Birth Anniversary Remembrance | June 5, 1883
For a cataclysmic quarter century that saw two World Wars, the Great Depression, a pandemic and repeated financial market dislocations, John Maynard Keynes delivered sustained outperformance as First Bursar in charge of investments at the King’s College Cambridge Endowment Fund.
Over the interwar decades, he generated annualised returns of 16%, outperforming market benchmarks by an average of six percentage points a year — as per Chambers, Dimson and Foo 2013. A record that even today’s large endowment funds would find hard to match.
In today’s money, Keynes turned $82,000 invested at King’s in 1921 into the equivalent of $2.3 million by 1946. In real terms, the capital he managed multiplied many times over through crashes, depression and war.
In 1919 — thirty years before Alfred Jones launched what the world calls the first hedge fund — Keynes had already built one, run it, and watched it blow up. With Oswald Falk, he created the Syndicate, a leveraged currency fund. Initially spectacular. Wiped out within months. He scrambled to recover. The Crash of 1929 exposed the limits of macroeconomic foresight. He did not step away. He changed how he invested.
Capital Lessons
commodity speculation produced its own reckoning. Keynes made an enormous long bet on wheat futures — reportedly purchasing nearly a month’s supply for the entire country. When the market turned against him and physical delivery loomed, he reportedly spent a weekend measuring King’s College Chapel to calculate how much wheat it could hold. He is said to have informed his broker it could accommodate at least half. The market, fortunately, relented.

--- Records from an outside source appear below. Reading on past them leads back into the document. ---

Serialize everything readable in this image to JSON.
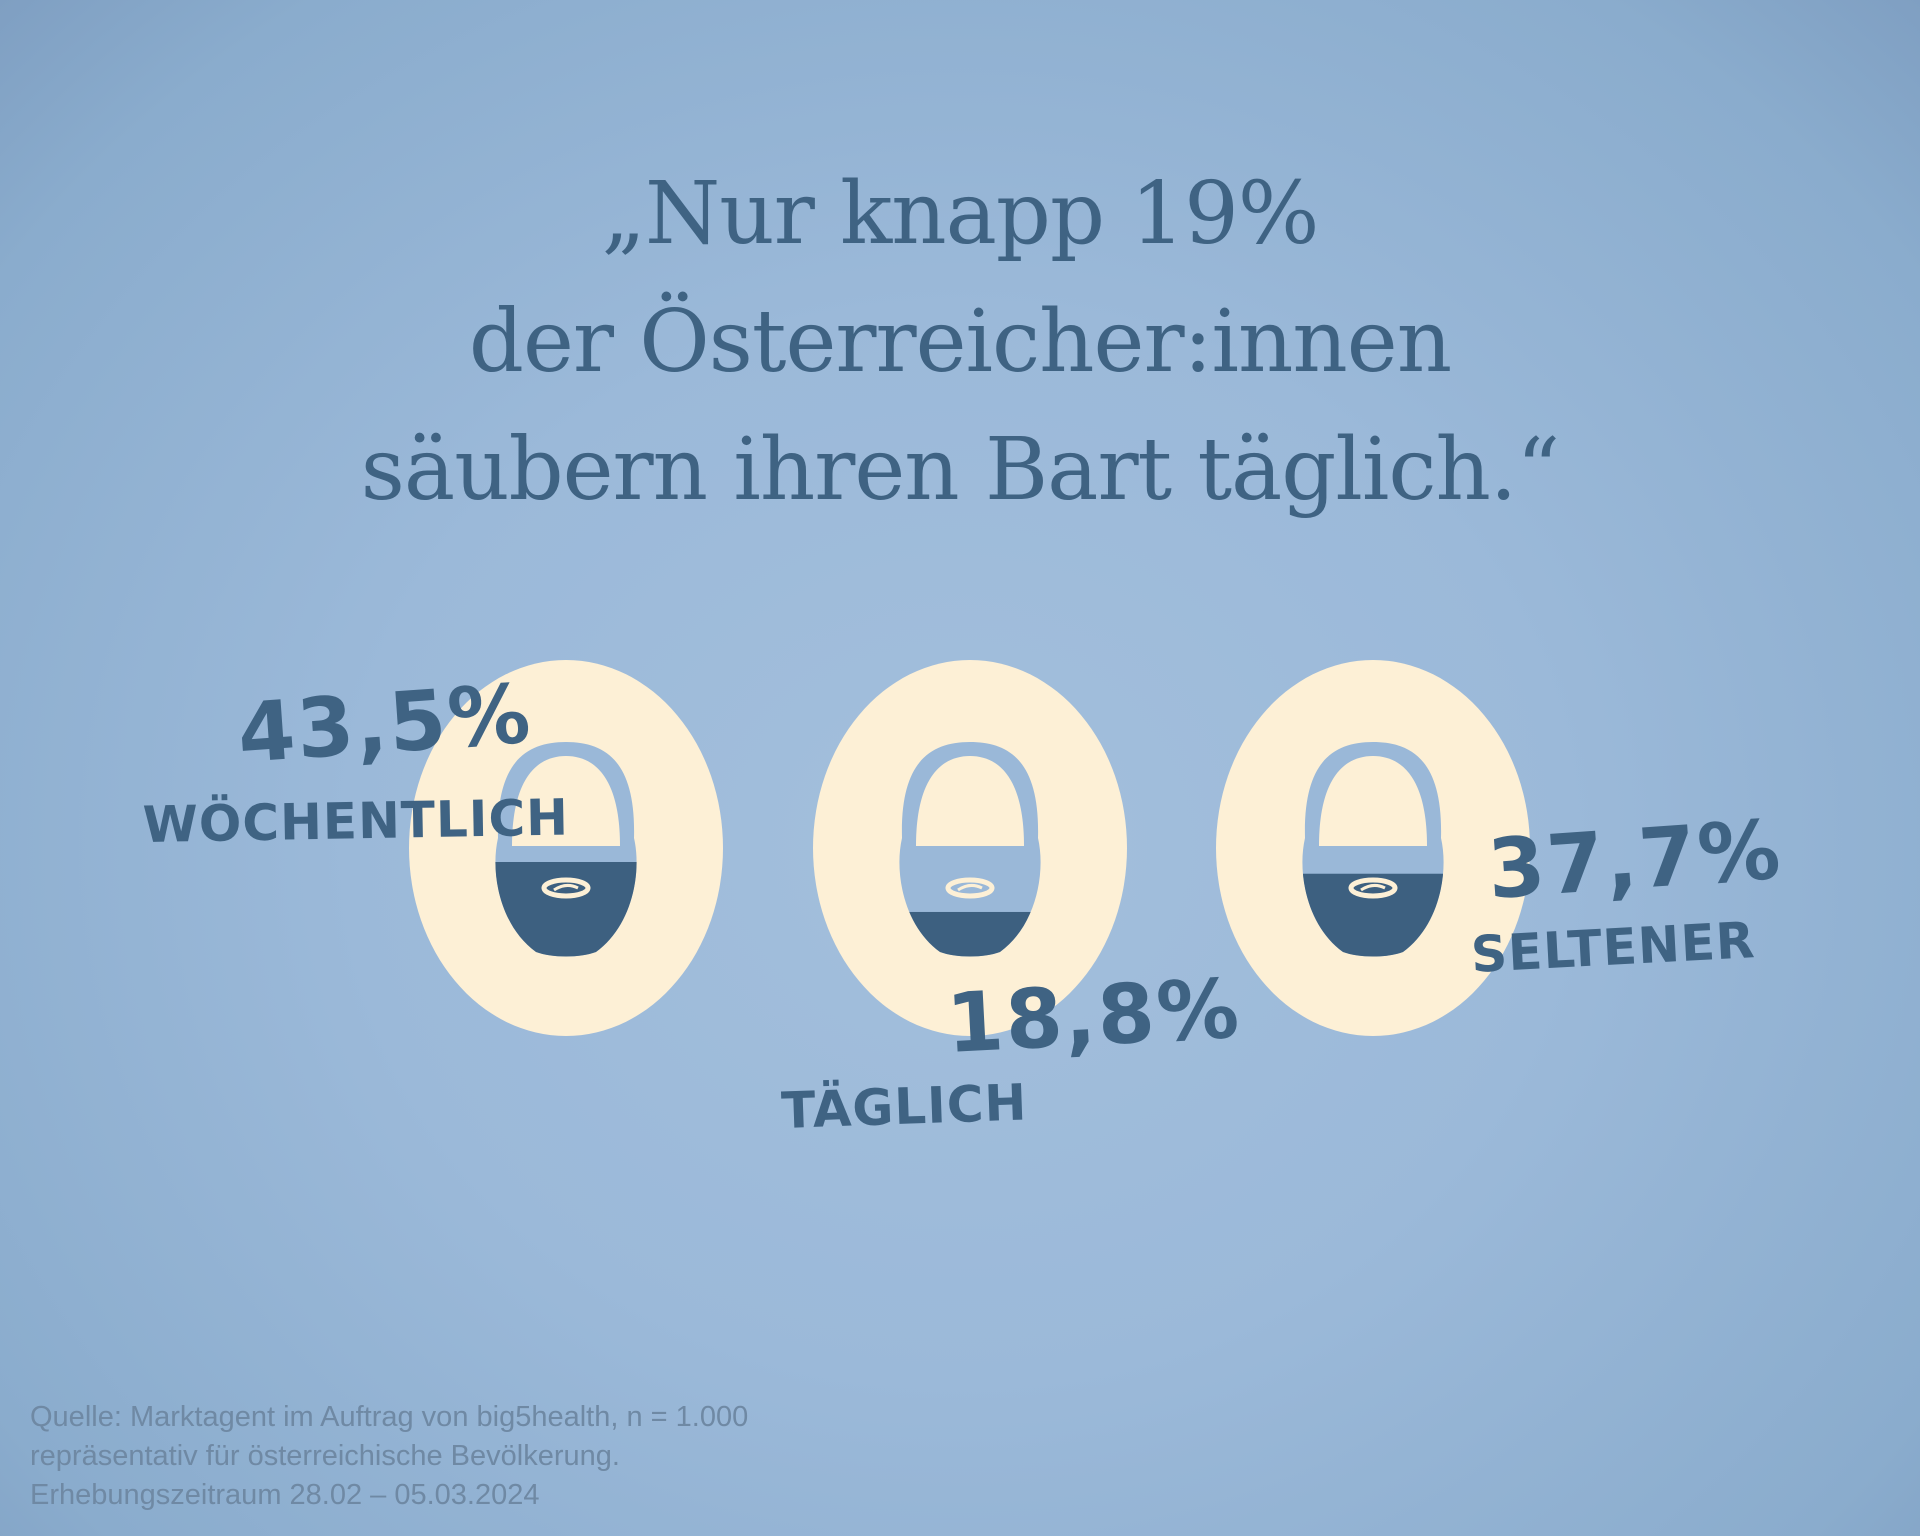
{
  "headline": {
    "line1": "„Nur knapp 19%",
    "line2": "der Österreicher:innen",
    "line3": "säubern ihren Bart täglich.“"
  },
  "chart_data": {
    "type": "pie",
    "categories": [
      "WÖCHENTLICH",
      "TÄGLICH",
      "SELTENER"
    ],
    "values": [
      43.5,
      18.8,
      37.7
    ],
    "value_labels": [
      "43,5%",
      "18,8%",
      "37,7%"
    ],
    "unit": "%"
  },
  "colors": {
    "background": "#9bb9d9",
    "ellipse": "#fdf0d6",
    "beard_dark": "#3d6080",
    "beard_light": "#9ab8d8",
    "text": "#3f6383",
    "source_text": "#6f89a4"
  },
  "icons": [
    "beard-icon",
    "beard-icon",
    "beard-icon"
  ],
  "source": {
    "line1": "Quelle: Marktagent im Auftrag von big5health, n = 1.000",
    "line2": "repräsentativ für österreichische Bevölkerung.",
    "line3": "Erhebungszeitraum 28.02 – 05.03.2024"
  }
}
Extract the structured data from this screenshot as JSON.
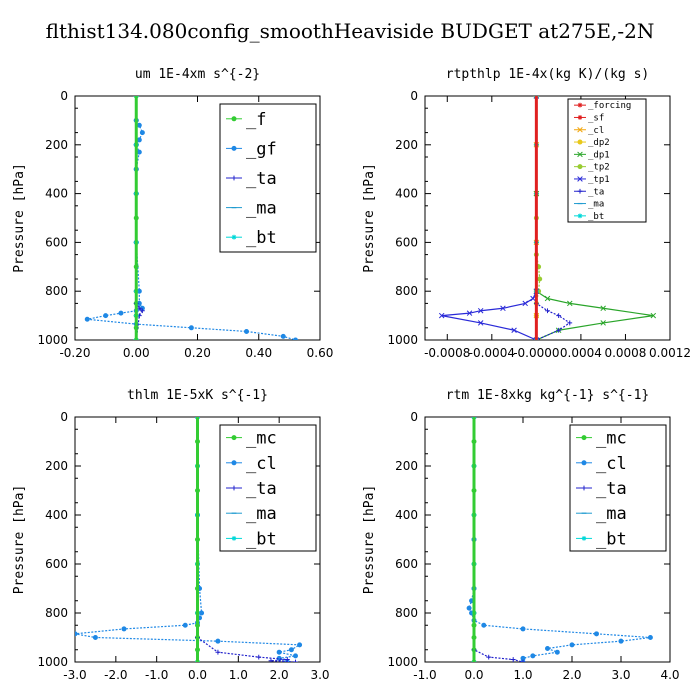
{
  "figure_title": "flthist134.080config_smoothHeaviside  BUDGET at275E,-2N",
  "chart_data": [
    {
      "type": "line",
      "title": "um  1E-4xm s^{-2}",
      "ylabel": "Pressure [hPa]",
      "xlim": [
        -0.2,
        0.6
      ],
      "ylim": [
        1000,
        0
      ],
      "xticks": [
        "-0.20",
        "0.00",
        "0.20",
        "0.40",
        "0.60"
      ],
      "xtick_values": [
        -0.2,
        0.0,
        0.2,
        0.4,
        0.6
      ],
      "yticks": [
        "0",
        "200",
        "400",
        "600",
        "800",
        "1000"
      ],
      "ytick_values": [
        0,
        200,
        400,
        600,
        800,
        1000
      ],
      "legend_position": "top-right",
      "series": [
        {
          "name": "_f",
          "color": "#33cc33",
          "marker": "o",
          "x": [
            0,
            0,
            0,
            0,
            0,
            0,
            0,
            0,
            0,
            0,
            0,
            0,
            0
          ],
          "y": [
            0,
            100,
            200,
            300,
            400,
            500,
            600,
            700,
            800,
            850,
            900,
            950,
            1000
          ]
        },
        {
          "name": "_gf",
          "color": "#1f88e5",
          "marker": "o",
          "x": [
            0,
            0.01,
            0.02,
            0.01,
            0.0,
            0.01,
            0,
            0,
            0,
            0.01,
            0.01,
            0.02,
            0.0,
            -0.05,
            -0.1,
            -0.16,
            0.0,
            0.18,
            0.36,
            0.48,
            0.52
          ],
          "y": [
            100,
            120,
            150,
            180,
            200,
            230,
            300,
            400,
            600,
            800,
            850,
            870,
            880,
            890,
            900,
            915,
            935,
            950,
            965,
            985,
            1000
          ]
        },
        {
          "name": "_ta",
          "color": "#2222cc",
          "marker": "+",
          "x": [
            0,
            0,
            0,
            0,
            0,
            0,
            0.01,
            0.02,
            0.01,
            0
          ],
          "y": [
            0,
            200,
            400,
            600,
            800,
            850,
            870,
            880,
            900,
            1000
          ]
        },
        {
          "name": "_ma",
          "color": "#1f9bd0",
          "marker": "-",
          "x": [
            0,
            0,
            0,
            0,
            0,
            0,
            0
          ],
          "y": [
            0,
            200,
            400,
            600,
            800,
            900,
            1000
          ]
        },
        {
          "name": "_bt",
          "color": "#00d8d8",
          "marker": "*",
          "x": [
            0,
            0,
            0,
            0,
            0,
            0,
            0
          ],
          "y": [
            0,
            200,
            400,
            600,
            800,
            900,
            1000
          ]
        }
      ]
    },
    {
      "type": "line",
      "title": "rtpthlp  1E-4x(kg K)/(kg s)",
      "ylabel": "Pressure [hPa]",
      "xlim": [
        -0.001,
        0.0012
      ],
      "ylim": [
        1000,
        0
      ],
      "xticks": [
        "-0.0008",
        "-0.0004",
        "-0.0000",
        "0.0004",
        "0.0008",
        "0.0012"
      ],
      "xtick_values": [
        -0.0008,
        -0.0004,
        0.0,
        0.0004,
        0.0008,
        0.0012
      ],
      "yticks": [
        "0",
        "200",
        "400",
        "600",
        "800",
        "1000"
      ],
      "ytick_values": [
        0,
        200,
        400,
        600,
        800,
        1000
      ],
      "legend_position": "top-right",
      "series": [
        {
          "name": "_forcing",
          "color": "#e02020",
          "marker": "*",
          "x": [
            0,
            0,
            0,
            0,
            0,
            0,
            0
          ],
          "y": [
            0,
            200,
            400,
            600,
            800,
            900,
            1000
          ]
        },
        {
          "name": "_sf",
          "color": "#e02020",
          "marker": "*",
          "x": [
            0,
            0,
            0,
            0,
            0,
            0,
            0
          ],
          "y": [
            0,
            200,
            400,
            600,
            800,
            900,
            1000
          ]
        },
        {
          "name": "_cl",
          "color": "#f2a60c",
          "marker": "x",
          "x": [
            0,
            0,
            0,
            0,
            0,
            0,
            0
          ],
          "y": [
            0,
            200,
            400,
            600,
            800,
            900,
            1000
          ]
        },
        {
          "name": "_dp2",
          "color": "#e8c81a",
          "marker": "o",
          "x": [
            0,
            0,
            0,
            0,
            0,
            0,
            0
          ],
          "y": [
            0,
            200,
            400,
            600,
            800,
            900,
            1000
          ]
        },
        {
          "name": "_dp1",
          "color": "#2aa52a",
          "marker": "x",
          "x": [
            0,
            0,
            0,
            0.0001,
            0.0003,
            0.0006,
            0.00105,
            0.0006,
            0.0002,
            0
          ],
          "y": [
            0,
            400,
            800,
            830,
            850,
            870,
            900,
            930,
            960,
            1000
          ]
        },
        {
          "name": "_tp2",
          "color": "#99cc33",
          "marker": "o",
          "x": [
            0,
            0,
            0,
            2e-05,
            3e-05,
            2e-05,
            0,
            0
          ],
          "y": [
            0,
            500,
            650,
            700,
            750,
            800,
            850,
            1000
          ]
        },
        {
          "name": "_tp1",
          "color": "#2a2ad8",
          "marker": "x",
          "x": [
            0,
            0,
            -3e-05,
            -0.0001,
            -0.0003,
            -0.0005,
            -0.0006,
            -0.00085,
            -0.0005,
            -0.0002,
            0
          ],
          "y": [
            0,
            800,
            830,
            850,
            870,
            880,
            890,
            900,
            930,
            960,
            1000
          ]
        },
        {
          "name": "_ta",
          "color": "#2222cc",
          "marker": "+",
          "x": [
            0,
            0,
            0.0001,
            0.0002,
            0.0003,
            0.0002,
            0
          ],
          "y": [
            0,
            850,
            880,
            900,
            930,
            960,
            1000
          ]
        },
        {
          "name": "_ma",
          "color": "#1f9bd0",
          "marker": "-",
          "x": [
            0,
            0,
            0,
            0,
            0,
            0
          ],
          "y": [
            0,
            200,
            400,
            600,
            800,
            1000
          ]
        },
        {
          "name": "_bt",
          "color": "#00d8d8",
          "marker": "*",
          "x": [
            0,
            0,
            0,
            0,
            0,
            0
          ],
          "y": [
            0,
            200,
            400,
            600,
            800,
            1000
          ]
        }
      ]
    },
    {
      "type": "line",
      "title": "thlm  1E-5xK s^{-1}",
      "ylabel": "Pressure [hPa]",
      "xlim": [
        -3.0,
        3.0
      ],
      "ylim": [
        1000,
        0
      ],
      "xticks": [
        "-3.0",
        "-2.0",
        "-1.0",
        "0.0",
        "1.0",
        "2.0",
        "3.0"
      ],
      "xtick_values": [
        -3.0,
        -2.0,
        -1.0,
        0.0,
        1.0,
        2.0,
        3.0
      ],
      "yticks": [
        "0",
        "200",
        "400",
        "600",
        "800",
        "1000"
      ],
      "ytick_values": [
        0,
        200,
        400,
        600,
        800,
        1000
      ],
      "legend_position": "top-right",
      "series": [
        {
          "name": "_mc",
          "color": "#33cc33",
          "marker": "o",
          "x": [
            0,
            0,
            0,
            0,
            0,
            0,
            0,
            0,
            0,
            0,
            0,
            0,
            0
          ],
          "y": [
            0,
            100,
            200,
            300,
            400,
            500,
            600,
            700,
            800,
            850,
            900,
            950,
            1000
          ]
        },
        {
          "name": "_cl",
          "color": "#1f88e5",
          "marker": "o",
          "x": [
            0,
            0,
            0.05,
            0.1,
            0.05,
            0,
            -0.3,
            -1.8,
            -3.0,
            -2.5,
            0.5,
            2.5,
            2.3,
            2.0,
            2.4,
            2.0,
            2.2
          ],
          "y": [
            0,
            400,
            700,
            800,
            820,
            840,
            850,
            865,
            885,
            900,
            915,
            930,
            950,
            960,
            975,
            985,
            1000
          ]
        },
        {
          "name": "_ta",
          "color": "#2222cc",
          "marker": "+",
          "x": [
            0,
            0,
            0,
            0.5,
            1.5,
            2.2,
            1.8,
            2.4
          ],
          "y": [
            0,
            800,
            900,
            960,
            980,
            990,
            995,
            1000
          ]
        },
        {
          "name": "_ma",
          "color": "#1f9bd0",
          "marker": "-",
          "x": [
            0,
            0,
            0,
            0,
            0,
            0
          ],
          "y": [
            0,
            200,
            400,
            600,
            800,
            1000
          ]
        },
        {
          "name": "_bt",
          "color": "#00d8d8",
          "marker": "*",
          "x": [
            0,
            0,
            0,
            0,
            0,
            0
          ],
          "y": [
            0,
            200,
            400,
            600,
            800,
            1000
          ]
        }
      ]
    },
    {
      "type": "line",
      "title": "rtm  1E-8xkg kg^{-1} s^{-1}",
      "ylabel": "Pressure [hPa]",
      "xlim": [
        -1.0,
        4.0
      ],
      "ylim": [
        1000,
        0
      ],
      "xticks": [
        "-1.0",
        "0.0",
        "1.0",
        "2.0",
        "3.0",
        "4.0"
      ],
      "xtick_values": [
        -1.0,
        0.0,
        1.0,
        2.0,
        3.0,
        4.0
      ],
      "yticks": [
        "0",
        "200",
        "400",
        "600",
        "800",
        "1000"
      ],
      "ytick_values": [
        0,
        200,
        400,
        600,
        800,
        1000
      ],
      "legend_position": "top-right",
      "series": [
        {
          "name": "_mc",
          "color": "#33cc33",
          "marker": "o",
          "x": [
            0,
            0,
            0,
            0,
            0,
            0,
            0,
            0,
            0,
            0,
            0,
            0,
            0
          ],
          "y": [
            0,
            100,
            200,
            300,
            400,
            500,
            600,
            700,
            800,
            850,
            900,
            950,
            1000
          ]
        },
        {
          "name": "_cl",
          "color": "#1f88e5",
          "marker": "o",
          "x": [
            0,
            0,
            0,
            -0.05,
            -0.1,
            -0.05,
            0,
            0.2,
            1.0,
            2.5,
            3.6,
            3.0,
            2.0,
            1.5,
            1.7,
            1.2,
            1.0,
            1.0
          ],
          "y": [
            0,
            500,
            700,
            750,
            780,
            800,
            830,
            850,
            865,
            885,
            900,
            915,
            930,
            945,
            960,
            975,
            985,
            1000
          ]
        },
        {
          "name": "_ta",
          "color": "#2222cc",
          "marker": "+",
          "x": [
            0,
            0,
            0,
            0.3,
            0.8,
            1.0
          ],
          "y": [
            0,
            800,
            950,
            980,
            990,
            1000
          ]
        },
        {
          "name": "_ma",
          "color": "#1f9bd0",
          "marker": "-",
          "x": [
            0,
            0,
            0,
            0,
            0,
            0
          ],
          "y": [
            0,
            200,
            400,
            600,
            800,
            1000
          ]
        },
        {
          "name": "_bt",
          "color": "#00d8d8",
          "marker": "*",
          "x": [
            0,
            0,
            0,
            0,
            0,
            0
          ],
          "y": [
            0,
            200,
            400,
            600,
            800,
            1000
          ]
        }
      ]
    }
  ]
}
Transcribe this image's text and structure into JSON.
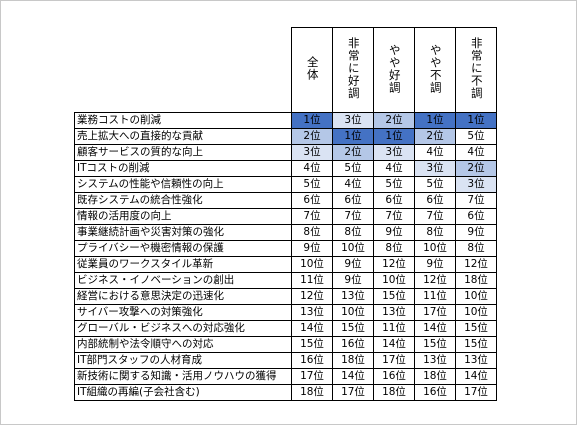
{
  "table": {
    "columns": [
      "全体",
      "非常に好調",
      "やや好調",
      "やや不調",
      "非常に不調"
    ],
    "rows": [
      {
        "label": "業務コストの削減",
        "values": [
          "1位",
          "3位",
          "2位",
          "1位",
          "1位"
        ]
      },
      {
        "label": "売上拡大への直接的な貢献",
        "values": [
          "2位",
          "1位",
          "1位",
          "2位",
          "5位"
        ]
      },
      {
        "label": "顧客サービスの質的な向上",
        "values": [
          "3位",
          "2位",
          "3位",
          "4位",
          "4位"
        ]
      },
      {
        "label": "ITコストの削減",
        "values": [
          "4位",
          "5位",
          "4位",
          "3位",
          "2位"
        ]
      },
      {
        "label": "システムの性能や信頼性の向上",
        "values": [
          "5位",
          "4位",
          "5位",
          "5位",
          "3位"
        ]
      },
      {
        "label": "既存システムの統合性強化",
        "values": [
          "6位",
          "6位",
          "6位",
          "6位",
          "7位"
        ]
      },
      {
        "label": "情報の活用度の向上",
        "values": [
          "7位",
          "7位",
          "7位",
          "7位",
          "6位"
        ]
      },
      {
        "label": "事業継続計画や災害対策の強化",
        "values": [
          "8位",
          "8位",
          "9位",
          "8位",
          "9位"
        ]
      },
      {
        "label": "プライバシーや機密情報の保護",
        "values": [
          "9位",
          "10位",
          "8位",
          "10位",
          "8位"
        ]
      },
      {
        "label": "従業員のワークスタイル革新",
        "values": [
          "10位",
          "9位",
          "12位",
          "9位",
          "12位"
        ]
      },
      {
        "label": "ビジネス・イノベーションの創出",
        "values": [
          "11位",
          "9位",
          "10位",
          "12位",
          "18位"
        ]
      },
      {
        "label": "経営における意思決定の迅速化",
        "values": [
          "12位",
          "13位",
          "15位",
          "11位",
          "10位"
        ]
      },
      {
        "label": "サイバー攻撃への対策強化",
        "values": [
          "13位",
          "10位",
          "13位",
          "17位",
          "10位"
        ]
      },
      {
        "label": "グローバル・ビジネスへの対応強化",
        "values": [
          "14位",
          "15位",
          "11位",
          "14位",
          "15位"
        ]
      },
      {
        "label": "内部統制や法令順守への対応",
        "values": [
          "15位",
          "16位",
          "14位",
          "15位",
          "15位"
        ]
      },
      {
        "label": "IT部門スタッフの人材育成",
        "values": [
          "16位",
          "18位",
          "17位",
          "13位",
          "13位"
        ]
      },
      {
        "label": "新技術に関する知識・活用ノウハウの獲得",
        "values": [
          "17位",
          "14位",
          "16位",
          "18位",
          "14位"
        ]
      },
      {
        "label": "IT組織の再編(子会社含む)",
        "values": [
          "18位",
          "17位",
          "18位",
          "16位",
          "17位"
        ]
      }
    ]
  },
  "highlight_colors": {
    "rank1": "#4472c4",
    "rank2": "#b4c7e7",
    "rank3": "#dae3f3"
  }
}
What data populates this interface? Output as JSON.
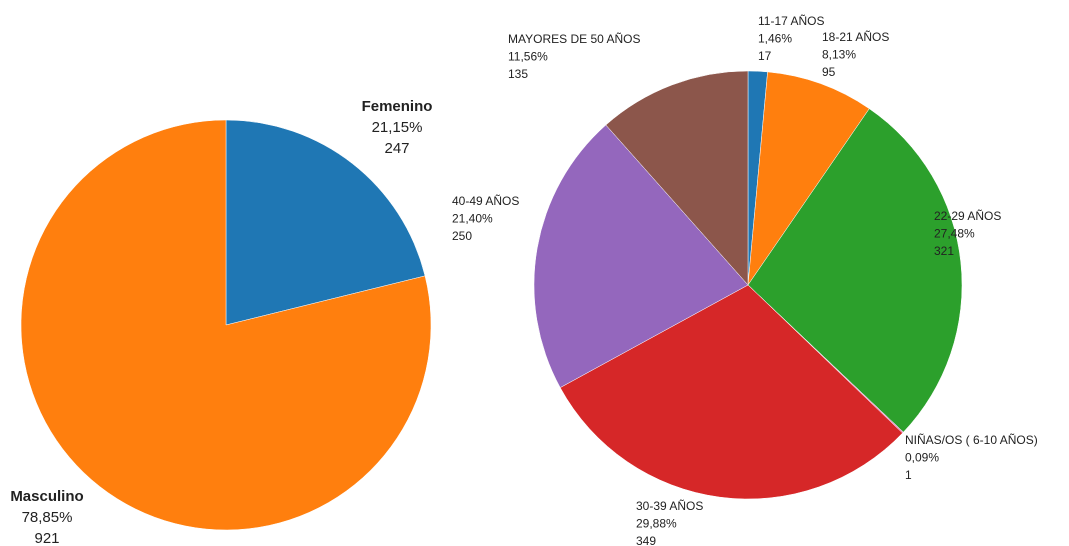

At King’s he took charge of an endowment dominated by real estate, with core holdings dating back to the mid-fifteenth century. Illiquid assets are not safe assets — their risk is invisible because they are never marked to market.
Princeton’s outgoing CIO, managing a $36 billion endowment, recently described private equity liquidity in 2024 as the “worst ever.” Keynes had diagnosed the pathology in his writing some eighty years earlier.
He ran King’s discretionary portfolio at well above 50% equity through the 1930s when no other Oxbridge college was close, and directed 40% outside the UK into US stocks when home bias was considered prudent.
He began as a macro investor on the theory that superior economic knowledge could time the cycle. It failed. He moved to concentrated, long-horizon, bottom-up stock picking — at one point holding rarely more than two or three positions.
What Buffett and Munger would make the dominant investment philosophy of the century — patience, concentration, conviction — Keynes was practising from a college bursar’s office a full generation earlier.
King’s was not the limit. Keynes invested for himself, for friends, for institutions — a steady and restless hand wherever capital needed direction. He advised Bloomsbury friends — Virginia Woolf, Duncan Grant, Lytton Strachey — helping them accumulate enough to paint and write, and managed funds for two insurance companies and Eton School. Markets were his natural habitat, not his occupation.
Tversky and Kahneman formalised cognitive bias in the 1970s. Thaler built behavioural economics on that foundation. Kahneman received the Nobel Prize in 2002 and Thaler in 2017 for insights building on the programme that Kahneman and Tversky had begun together. Tversky, who died in 1996, did not live to share the prize. His beauty contest analogy — that successful investing means anticipating not what an asset is worth but what other investors will think it is worth — prefigures what later became theories of momentum, reflexivity and herd behaviour.
Shiller and Akerlof titled their 2009 book Animal Spirits, a direct homage to Keynes. Each, in their own way, formalised what Keynes had already lived through markets, and expressed in his writings.
Markets made Keynes the economist, not the other way round. His theory of liquidity preference grew from watching capital freeze in a crisis. Animal spirits as a concept came from living through irrational surges that no model predicted. The beauty contest metaphor emerged from managing a portfolio driven by sentiment, not fundamentals. Each encounter with loss — the currency fund blown up in 1919, the commodity speculation, the 1929 crash — coincided with, and likely influenced, a revision not just of his investment approach but of his economic thinking.
The General Theory emerged out of a period in which Keynes was both observing and participating in markets under severe strain. He remained an investor until the very end — in the only element he ever truly inhabited. He did not merely write about markets. He lived within them. Many of the modern era’s most influential economic ideas have come from economists who also had money in markets, not just views about them.